Antidepresanlar Gerçekten O Kadar Etkisiz mi?
Daha fazla araştırmacı, antidepresanların arkasındaki araştırmayı (depresyon tedavisi için genellikle reçete edilen ilaç sınıfı) araştırdıkça, antidepresanların tedavi etkisinin çoğunun ilacın yardımcı olacağına dair basit bir inanca dayandığını daha çok fark ediyorlar.Newsweek’ten Sharon Begley’in, onlarca yıllık reçetelerin sorgulanmasına yol açan artan kanıt yığınını tartışan uzun bir makalesi var. Bu, daha önce ele aldığımız, TIME'ın yaklaşık bir yıl önce anlattığı ve Therese Borchard'ın bir yanıt verdiği bir hikaye. Şu anda gazetecilerin akıl sağlığında en sevdiği "git" hikayesi gibi görünüyor, çünkü siyah-beyaz bir tartışma var - antidepresanlar işe yarıyor mu, değil mi?
İnsanlar yanlışlıkla bir araştırma türünün başka bir araştırma türünden bir şekilde daha üstün olduğuna inanırlar. Ancak, veri veridir ve araştırma araştırmadır.

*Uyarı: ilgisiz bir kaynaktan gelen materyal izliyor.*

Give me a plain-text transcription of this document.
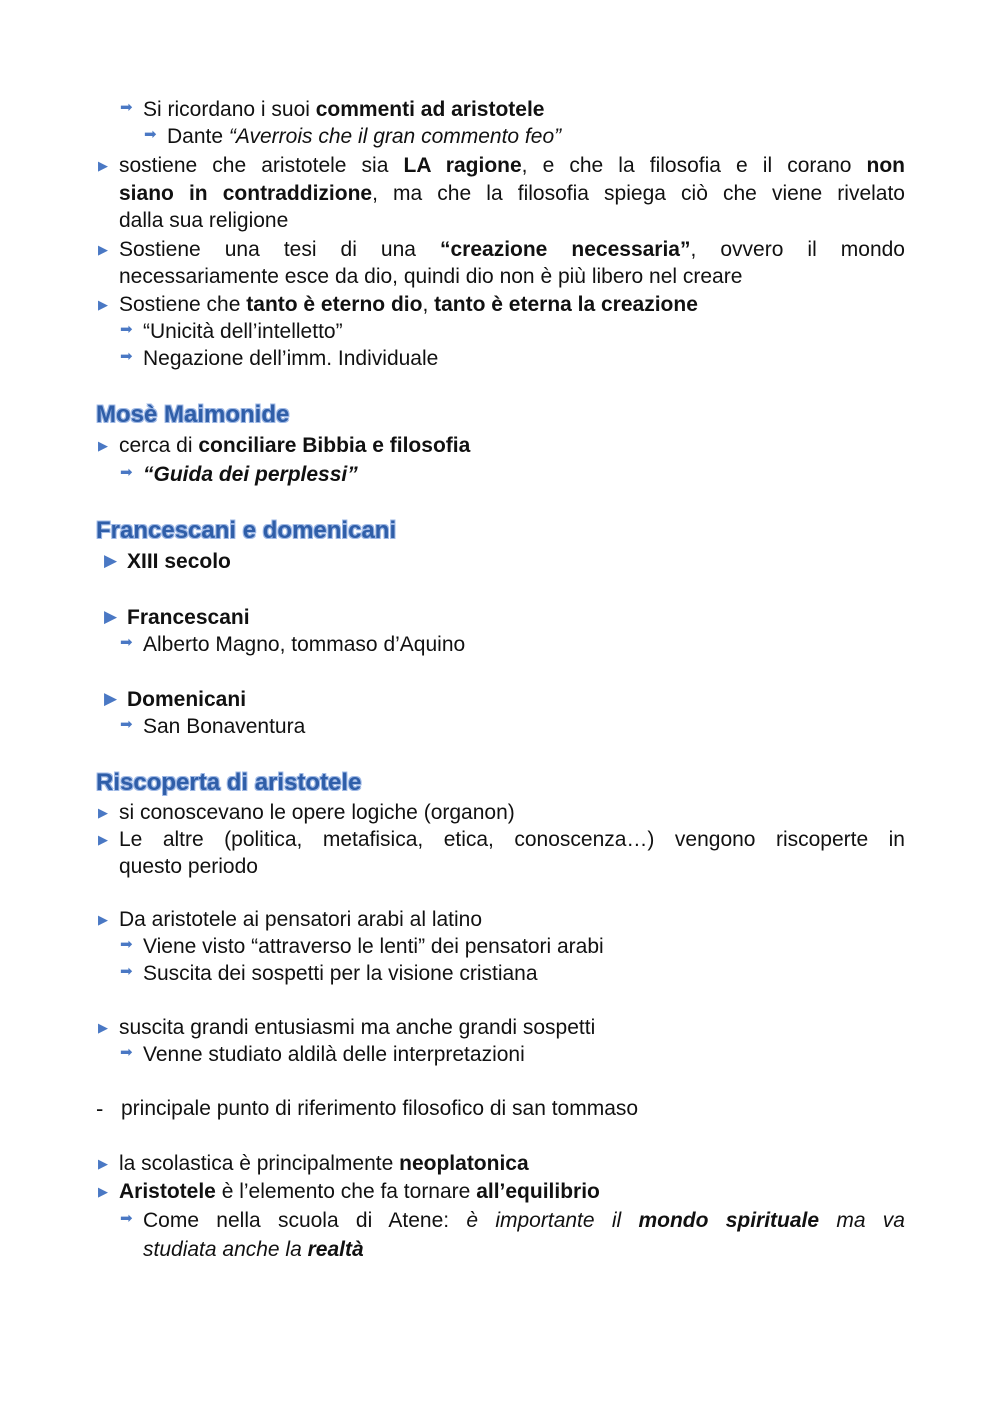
➡ Si ricordano i suoi commenti ad aristotele
➡ Dante “Averrois che il gran commento feo”
▶ sostiene che aristotele sia LA ragione, e che la filosofia e il corano non
siano in contraddizione, ma che la filosofia spiega ciò che viene rivelato
dalla sua religione
▶ Sostiene una tesi di una “creazione necessaria”, ovvero il mondo
necessariamente esce da dio, quindi dio non è più libero nel creare
▶ Sostiene che tanto è eterno dio, tanto è eterna la creazione
➡ “Unicità dell’intelletto”
➡ Negazione dell’imm. Individuale
Mosè Maimonide
▶ cerca di conciliare Bibbia e filosofia
➡ “Guida dei perplessi”
Francescani e domenicani
▶ XIII secolo
▶ Francescani
➡ Alberto Magno, tommaso d’Aquino
▶ Domenicani
➡ San Bonaventura
Riscoperta di aristotele
▶ si conoscevano le opere logiche (organon)
▶ Le altre (politica, metafisica, etica, conoscenza…) vengono riscoperte in
questo periodo
▶ Da aristotele ai pensatori arabi al latino
➡ Viene visto “attraverso le lenti” dei pensatori arabi
➡ Suscita dei sospetti per la visione cristiana
▶ suscita grandi entusiasmi ma anche grandi sospetti
➡ Venne studiato aldilà delle interpretazioni
- principale punto di riferimento filosofico di san tommaso
▶ la scolastica è principalmente neoplatonica
▶ Aristotele è l’elemento che fa tornare all’equilibrio
➡ Come nella scuola di Atene: è importante il mondo spirituale ma va
studiata anche la realtà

Her şey eşitken, bir insanın yapabileceği nesnel bir şekilde yapılırsa, o zaman hepsi iyi ve bilgilendirici. 20 yıl önce yapılan bir araştırma, çalışmanın tasarımı sağlam ve tarafsız olduğu sürece bugün de geçerlidir. Ve tek durumlu deneysel bir tasarım, çok genelleştirilemez olsa da, insan davranışına ilişkin değerli içgörülere yol açabilir ve yol açmıştır.
Bu yüzden en son çalışmaya veya en son meta-analize daha fazla ağırlık verdiğimizde biraz endişeleniyorum. Onların yerleri var, ancak yerleri bağlam içindedir - araştırmanın bütününü bir bütün olarak anlamak. (Çünkü meta analizler asla Bir ilaç veya konuyla ilgili tüm araştırmaları hesaba katın - her zaman dahil etme ve hariç tutma kriterlerine, buldukları sonuçları doğrudan etkileyebilecek kriterlere sahiptirler.)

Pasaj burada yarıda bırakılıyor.